Rocky Smith, Sr. Solutions Architect for Government and Transportation, Cisco
Rocky has 20 years of experience in building, architecting, and maintaining IP networks. Rocky is the lead architect building Cisco’s approach for smart water and public safety. He has an extensive background in industrial cybersecurity, working with both public and private organizations across the globe. As the lead architect for Cisco’s smart water strategy, Rocky has worked closely with key players in the industrial space, including Cisco’s Cyber Vision and Talos Threat Intelligence groups. As the solutions architect for the Cities and Communities team in the Industry Solutions Group at Cisco, Rocky leads the buildout of the industry-relevant architectures used worldwide by Cisco engineers and partners. Having worked at Cisco for the past 14 years, Rocky has been supporting a range of industries, including utility and energy, state, local, public safety, enterprise, K-12 and higher education, healthcare, and retail.
Glen Price, Cyber Security Consultant, Jacobs
Glen has more than 16 years of experience in design, construction, and operation of complex industrial networks for water and power utilities, transportation, mining, and oil and gas across North America, Australia, and Asia Pacific. Glen has led the successful design and implementation of multiple secure SCADA server and network solutions with multiple HMI/PLC platforms over the past 8 years. He has extensive experience with the development and application of cyber risk management frameworks to track risk over time and consequences and align treatments to those solutions, and in doing so has armed business leaders and corporate champions with the tools they need to quantify the time and cost required to address risk and apply cyber security controls to automated environments. Glen also has experience helping clients with cybersecurity policies and procedures, automation security plans, building cybersecurity programs, network vulnerability assessments and evaluations, and SCADA master planning. He holds a bachelor’s degree in computer science and a master’s in cybersecurity from Edith Cowan University in Australia.
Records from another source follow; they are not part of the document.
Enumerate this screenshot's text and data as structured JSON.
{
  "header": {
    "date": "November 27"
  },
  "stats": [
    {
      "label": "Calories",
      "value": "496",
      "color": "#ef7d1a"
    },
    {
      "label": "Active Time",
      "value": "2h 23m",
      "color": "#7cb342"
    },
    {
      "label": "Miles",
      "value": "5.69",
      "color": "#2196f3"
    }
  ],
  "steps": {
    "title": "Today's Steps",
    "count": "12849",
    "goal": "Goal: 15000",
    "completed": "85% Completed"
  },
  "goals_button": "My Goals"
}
Andrew McPhee, Cybersecurity/Technical Marketing Engineer, Cisco
Andrew is a technical marketing engineer for the Industrial Security team in Cisco’s Security Business Group. Andrew’s expertise spans across multiple industrial verticals, including water and wastewater, for assisting customers with the adoption of Cisco’s leading products such as Cyber Vision for OT visibility and Identity Services Engine (ISE) for segmentation. Andrew has a bachelor’s in mechatronic engineering and a master’s in electronic and computer engineering from Dublin City University in Ireland, giving him a balanced understanding of operations and modernized technology. Andrew has been with Cisco for 5 years and specializes in the broader industrial security portfolio. He spent 3 of those years working in automotive networking, where he was able to demonstrate the security risks of in-vehicle networks by hacking into production vehicles.